Core Model of the Engine
The core data structure of EGOTHOR is a barrel that is denoted as
B for the following thoughts. A barrel is
an autonomous full-text index that is built for a collection of
B.size documents. The
B.size value is termed the construction size
of a barrel. The barrel structure is static (in its basic
implementation), that is, it cannot modify its inner structure to
reflect the addition, removal, or change of a document in the
collection. Nevertheless, an exception exists: the barrel can
simulate
the removal of documents by denoting the documents as
removed. This can be simply achieved by a bit array that stores 1-bit
at position
k, if and only if the k-th document was already removed.

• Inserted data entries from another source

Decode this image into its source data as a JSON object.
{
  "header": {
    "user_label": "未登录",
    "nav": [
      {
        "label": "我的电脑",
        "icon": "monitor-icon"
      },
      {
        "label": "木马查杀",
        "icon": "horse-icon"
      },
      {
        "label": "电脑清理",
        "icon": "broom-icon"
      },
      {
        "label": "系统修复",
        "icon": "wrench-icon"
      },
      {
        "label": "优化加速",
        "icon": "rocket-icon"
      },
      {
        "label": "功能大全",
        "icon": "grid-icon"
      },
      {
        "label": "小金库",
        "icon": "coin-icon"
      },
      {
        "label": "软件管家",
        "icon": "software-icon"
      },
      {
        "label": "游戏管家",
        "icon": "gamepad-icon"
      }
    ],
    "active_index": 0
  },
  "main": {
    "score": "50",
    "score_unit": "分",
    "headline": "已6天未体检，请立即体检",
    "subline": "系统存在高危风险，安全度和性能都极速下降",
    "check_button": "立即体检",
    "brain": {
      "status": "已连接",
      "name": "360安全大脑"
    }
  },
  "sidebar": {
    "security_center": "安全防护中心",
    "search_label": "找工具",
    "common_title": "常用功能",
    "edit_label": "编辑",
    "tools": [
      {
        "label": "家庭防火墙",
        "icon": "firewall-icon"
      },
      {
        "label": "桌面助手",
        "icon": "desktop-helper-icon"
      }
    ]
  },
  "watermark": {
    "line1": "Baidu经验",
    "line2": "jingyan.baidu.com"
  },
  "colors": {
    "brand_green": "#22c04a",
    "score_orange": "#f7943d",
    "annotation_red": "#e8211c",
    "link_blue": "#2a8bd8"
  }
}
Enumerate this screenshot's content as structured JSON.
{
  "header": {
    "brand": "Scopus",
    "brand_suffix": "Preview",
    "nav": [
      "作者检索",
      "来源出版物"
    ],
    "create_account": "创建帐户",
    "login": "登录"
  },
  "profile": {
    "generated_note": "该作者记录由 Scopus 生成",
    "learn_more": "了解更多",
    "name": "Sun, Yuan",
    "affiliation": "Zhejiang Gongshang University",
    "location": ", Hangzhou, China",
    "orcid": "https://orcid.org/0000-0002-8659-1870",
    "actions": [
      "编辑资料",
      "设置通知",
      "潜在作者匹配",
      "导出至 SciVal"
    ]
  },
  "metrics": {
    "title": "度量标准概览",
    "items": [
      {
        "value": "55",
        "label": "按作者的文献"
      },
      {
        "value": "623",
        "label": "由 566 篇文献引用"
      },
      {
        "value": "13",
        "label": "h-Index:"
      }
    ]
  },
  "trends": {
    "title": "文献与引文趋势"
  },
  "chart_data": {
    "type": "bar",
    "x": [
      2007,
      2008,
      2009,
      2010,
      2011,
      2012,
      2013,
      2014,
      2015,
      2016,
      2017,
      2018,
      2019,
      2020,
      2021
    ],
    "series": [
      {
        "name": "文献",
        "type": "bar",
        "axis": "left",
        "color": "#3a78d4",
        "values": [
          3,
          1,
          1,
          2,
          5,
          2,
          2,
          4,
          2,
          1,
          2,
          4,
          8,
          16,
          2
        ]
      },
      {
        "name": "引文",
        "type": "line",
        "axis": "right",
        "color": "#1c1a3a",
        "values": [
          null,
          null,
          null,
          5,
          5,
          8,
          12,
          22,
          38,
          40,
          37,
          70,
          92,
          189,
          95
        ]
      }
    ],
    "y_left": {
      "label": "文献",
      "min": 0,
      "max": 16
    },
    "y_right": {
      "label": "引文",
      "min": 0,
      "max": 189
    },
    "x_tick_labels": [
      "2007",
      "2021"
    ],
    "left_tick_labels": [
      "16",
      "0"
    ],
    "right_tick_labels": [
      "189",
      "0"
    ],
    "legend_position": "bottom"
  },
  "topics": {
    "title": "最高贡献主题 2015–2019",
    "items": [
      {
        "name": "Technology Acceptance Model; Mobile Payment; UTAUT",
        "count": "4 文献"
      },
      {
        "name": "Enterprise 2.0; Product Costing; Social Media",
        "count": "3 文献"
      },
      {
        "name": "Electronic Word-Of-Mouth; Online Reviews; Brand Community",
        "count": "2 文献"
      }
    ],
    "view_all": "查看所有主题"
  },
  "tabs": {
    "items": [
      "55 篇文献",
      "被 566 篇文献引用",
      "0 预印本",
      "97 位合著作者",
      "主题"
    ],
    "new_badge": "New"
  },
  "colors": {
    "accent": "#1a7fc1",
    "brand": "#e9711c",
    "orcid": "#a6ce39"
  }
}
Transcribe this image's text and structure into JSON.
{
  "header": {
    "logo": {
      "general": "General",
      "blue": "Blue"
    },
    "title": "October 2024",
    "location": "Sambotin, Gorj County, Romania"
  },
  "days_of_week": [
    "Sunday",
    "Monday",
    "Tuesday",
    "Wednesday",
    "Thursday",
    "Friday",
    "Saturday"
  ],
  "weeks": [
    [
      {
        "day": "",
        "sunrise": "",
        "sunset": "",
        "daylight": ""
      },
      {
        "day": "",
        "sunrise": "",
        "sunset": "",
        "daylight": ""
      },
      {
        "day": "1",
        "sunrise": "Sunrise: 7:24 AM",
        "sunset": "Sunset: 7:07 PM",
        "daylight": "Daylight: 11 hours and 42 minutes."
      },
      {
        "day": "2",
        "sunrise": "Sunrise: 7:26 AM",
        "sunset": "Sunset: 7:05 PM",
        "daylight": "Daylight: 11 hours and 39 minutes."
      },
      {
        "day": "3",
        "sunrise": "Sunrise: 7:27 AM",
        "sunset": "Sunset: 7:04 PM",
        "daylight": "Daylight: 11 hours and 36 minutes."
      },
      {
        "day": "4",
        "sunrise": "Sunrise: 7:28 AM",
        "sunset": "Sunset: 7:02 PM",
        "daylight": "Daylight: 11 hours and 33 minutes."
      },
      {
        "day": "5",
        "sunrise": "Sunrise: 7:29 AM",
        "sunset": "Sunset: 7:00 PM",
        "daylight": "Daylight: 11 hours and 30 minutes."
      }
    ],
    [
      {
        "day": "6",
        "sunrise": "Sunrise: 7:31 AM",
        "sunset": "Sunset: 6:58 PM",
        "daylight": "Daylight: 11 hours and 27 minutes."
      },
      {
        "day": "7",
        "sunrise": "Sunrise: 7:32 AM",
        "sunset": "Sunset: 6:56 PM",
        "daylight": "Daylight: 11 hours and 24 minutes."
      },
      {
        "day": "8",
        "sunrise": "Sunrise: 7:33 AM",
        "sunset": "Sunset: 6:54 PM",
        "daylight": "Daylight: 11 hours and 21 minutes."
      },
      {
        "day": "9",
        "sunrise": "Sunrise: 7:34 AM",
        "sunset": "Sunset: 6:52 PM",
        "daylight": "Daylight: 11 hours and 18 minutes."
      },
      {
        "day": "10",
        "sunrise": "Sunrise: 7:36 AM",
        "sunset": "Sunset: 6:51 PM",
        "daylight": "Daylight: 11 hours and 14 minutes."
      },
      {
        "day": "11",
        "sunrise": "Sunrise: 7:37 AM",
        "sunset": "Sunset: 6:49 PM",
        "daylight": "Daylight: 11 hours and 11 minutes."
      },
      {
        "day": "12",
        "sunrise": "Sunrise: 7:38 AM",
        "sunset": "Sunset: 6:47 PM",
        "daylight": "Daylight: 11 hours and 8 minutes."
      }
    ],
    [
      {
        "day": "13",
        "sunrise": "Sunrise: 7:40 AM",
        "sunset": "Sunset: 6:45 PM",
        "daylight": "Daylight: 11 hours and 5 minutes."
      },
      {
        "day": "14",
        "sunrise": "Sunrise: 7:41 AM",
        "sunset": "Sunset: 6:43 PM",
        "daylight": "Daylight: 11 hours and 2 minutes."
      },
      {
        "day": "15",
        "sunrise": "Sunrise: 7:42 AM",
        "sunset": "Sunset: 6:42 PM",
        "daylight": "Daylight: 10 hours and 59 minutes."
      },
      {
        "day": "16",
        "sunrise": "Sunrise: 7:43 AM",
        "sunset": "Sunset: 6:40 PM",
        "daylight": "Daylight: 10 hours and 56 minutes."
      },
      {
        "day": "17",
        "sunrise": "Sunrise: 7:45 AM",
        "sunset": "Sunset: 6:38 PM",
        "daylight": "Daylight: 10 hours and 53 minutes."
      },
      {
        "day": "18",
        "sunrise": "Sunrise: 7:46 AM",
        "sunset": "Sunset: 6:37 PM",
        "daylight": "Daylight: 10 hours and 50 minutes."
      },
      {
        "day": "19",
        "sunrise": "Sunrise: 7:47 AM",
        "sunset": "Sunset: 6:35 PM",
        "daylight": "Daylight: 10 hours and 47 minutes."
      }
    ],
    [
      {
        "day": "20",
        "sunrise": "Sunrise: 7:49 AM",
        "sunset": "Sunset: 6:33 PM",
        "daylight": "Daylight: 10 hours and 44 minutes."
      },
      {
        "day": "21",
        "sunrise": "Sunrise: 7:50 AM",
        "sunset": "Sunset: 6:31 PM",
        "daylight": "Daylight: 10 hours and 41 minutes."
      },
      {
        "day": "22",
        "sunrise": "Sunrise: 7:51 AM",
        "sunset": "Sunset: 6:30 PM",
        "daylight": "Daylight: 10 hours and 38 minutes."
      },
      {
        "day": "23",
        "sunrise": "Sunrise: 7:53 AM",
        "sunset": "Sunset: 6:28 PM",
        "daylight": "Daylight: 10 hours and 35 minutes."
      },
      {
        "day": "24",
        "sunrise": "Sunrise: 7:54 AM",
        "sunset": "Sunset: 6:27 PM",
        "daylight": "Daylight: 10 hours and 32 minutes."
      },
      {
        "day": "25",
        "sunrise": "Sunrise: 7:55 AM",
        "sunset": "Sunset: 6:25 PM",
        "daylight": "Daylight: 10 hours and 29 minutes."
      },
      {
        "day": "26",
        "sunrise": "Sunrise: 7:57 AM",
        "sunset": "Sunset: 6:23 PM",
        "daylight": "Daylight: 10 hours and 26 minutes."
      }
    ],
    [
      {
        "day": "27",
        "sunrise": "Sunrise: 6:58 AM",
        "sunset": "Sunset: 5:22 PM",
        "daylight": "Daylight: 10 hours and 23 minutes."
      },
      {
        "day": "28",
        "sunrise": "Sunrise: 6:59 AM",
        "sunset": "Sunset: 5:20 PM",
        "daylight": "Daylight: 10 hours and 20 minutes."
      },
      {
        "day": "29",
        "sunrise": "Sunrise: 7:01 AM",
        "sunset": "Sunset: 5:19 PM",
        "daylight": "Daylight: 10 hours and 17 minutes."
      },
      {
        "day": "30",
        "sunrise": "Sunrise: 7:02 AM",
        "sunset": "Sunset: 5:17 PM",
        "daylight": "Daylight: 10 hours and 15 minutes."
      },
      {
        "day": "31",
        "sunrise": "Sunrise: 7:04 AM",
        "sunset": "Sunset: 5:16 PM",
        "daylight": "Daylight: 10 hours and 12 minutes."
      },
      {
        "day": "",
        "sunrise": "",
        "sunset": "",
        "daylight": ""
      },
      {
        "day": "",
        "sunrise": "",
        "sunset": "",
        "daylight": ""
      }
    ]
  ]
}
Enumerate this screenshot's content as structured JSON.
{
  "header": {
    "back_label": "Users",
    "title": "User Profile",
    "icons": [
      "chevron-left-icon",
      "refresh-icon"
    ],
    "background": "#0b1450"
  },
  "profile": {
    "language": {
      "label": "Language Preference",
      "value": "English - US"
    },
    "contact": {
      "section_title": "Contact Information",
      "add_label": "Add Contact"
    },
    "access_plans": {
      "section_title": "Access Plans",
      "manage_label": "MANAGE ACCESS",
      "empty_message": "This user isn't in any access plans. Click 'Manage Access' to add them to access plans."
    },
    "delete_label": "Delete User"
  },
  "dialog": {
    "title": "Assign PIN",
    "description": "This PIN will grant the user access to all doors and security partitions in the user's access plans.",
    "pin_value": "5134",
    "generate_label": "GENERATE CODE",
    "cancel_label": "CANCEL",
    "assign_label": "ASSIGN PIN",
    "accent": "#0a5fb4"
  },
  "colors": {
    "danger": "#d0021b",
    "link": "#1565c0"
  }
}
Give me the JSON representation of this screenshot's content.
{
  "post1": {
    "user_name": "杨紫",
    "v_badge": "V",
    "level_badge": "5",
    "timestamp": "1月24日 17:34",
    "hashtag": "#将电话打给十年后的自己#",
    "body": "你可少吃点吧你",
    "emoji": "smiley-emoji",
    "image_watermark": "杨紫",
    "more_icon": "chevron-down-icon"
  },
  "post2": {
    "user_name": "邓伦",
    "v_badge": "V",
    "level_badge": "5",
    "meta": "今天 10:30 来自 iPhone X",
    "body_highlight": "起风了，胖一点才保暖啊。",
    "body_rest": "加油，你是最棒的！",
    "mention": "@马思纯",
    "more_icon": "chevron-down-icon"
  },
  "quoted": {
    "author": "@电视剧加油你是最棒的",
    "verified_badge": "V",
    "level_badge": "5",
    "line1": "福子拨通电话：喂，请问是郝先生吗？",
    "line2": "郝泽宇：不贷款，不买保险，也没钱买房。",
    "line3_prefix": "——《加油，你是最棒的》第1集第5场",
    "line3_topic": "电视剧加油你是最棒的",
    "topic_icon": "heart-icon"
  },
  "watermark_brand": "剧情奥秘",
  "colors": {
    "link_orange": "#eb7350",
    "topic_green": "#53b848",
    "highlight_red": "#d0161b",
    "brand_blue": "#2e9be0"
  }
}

The number of removed (denoted) documents of
barrel
B is
B.deleted. It is obvious that
0<=B.deleted<=B.size.
The barrel offers two main operations:
search(Query) and
removeDoc(docID), where
Query is a user's query and
docID is the unique identification of a document that will be
denoted as removed.
Moreover, the barrel can construct a special object that is able to
read its inner structure without reading values related to removed
documents. The object is constructed by the
open() method of the
respective barrel, and is known as a barrel reader
BarrelReader.
Every barrel has its respective barrel writer class
BarrelWriter that can make the barrel reader persistent to the
form of a barrel structure. This functionality is guaranteed by the
append(reader) method, where
reader is the input barrel
reader object. The name of the method is chosen correctly, as
sometimes this method may have to be called several times. For
instance, a barrel that is constructed in inner memory has not
significant problems implementing it this way (Earlier it was
stated that the basic barrel structure cannot modify its inner
structure, but a memory barrel is a higher level implementation). On
the other hand, a barrel writer that creates barrel structures on a CD ROM
disk may not offer it. This last behaviour is supposed to be default.
Having barrel
B, a copy can easily be created when its barrel reader
is passed to a barrel writer. This action can be written as
BarrelWriter.append(B.open()) (static call is
made instead of proper allocation of a barrel writer object and
calling its
append method, in order to simplify the text),
with the final product being a new barrel
B' that is a clone of
the barrel
B. A clone is an independent copy that can even use a
different data format. This clone schema can be successfully used
in many situations, for instance, when moving a barrel from one
network node to another, to create a new copy in a new format, or
on another device, etc.
Obvious question is,
how a barrel of (construction) size
k can appear in the system?
The core algorithm has a very simple
background that is well-known in many other areas of database
technology. A barrel of size 1 can be easily built when constructing
the respective inverted lists for a document. When there are enough
barrels, they can be merged to a larger barrel, and then be removed
from the system. In this way larger and larger barrels can be
constructed.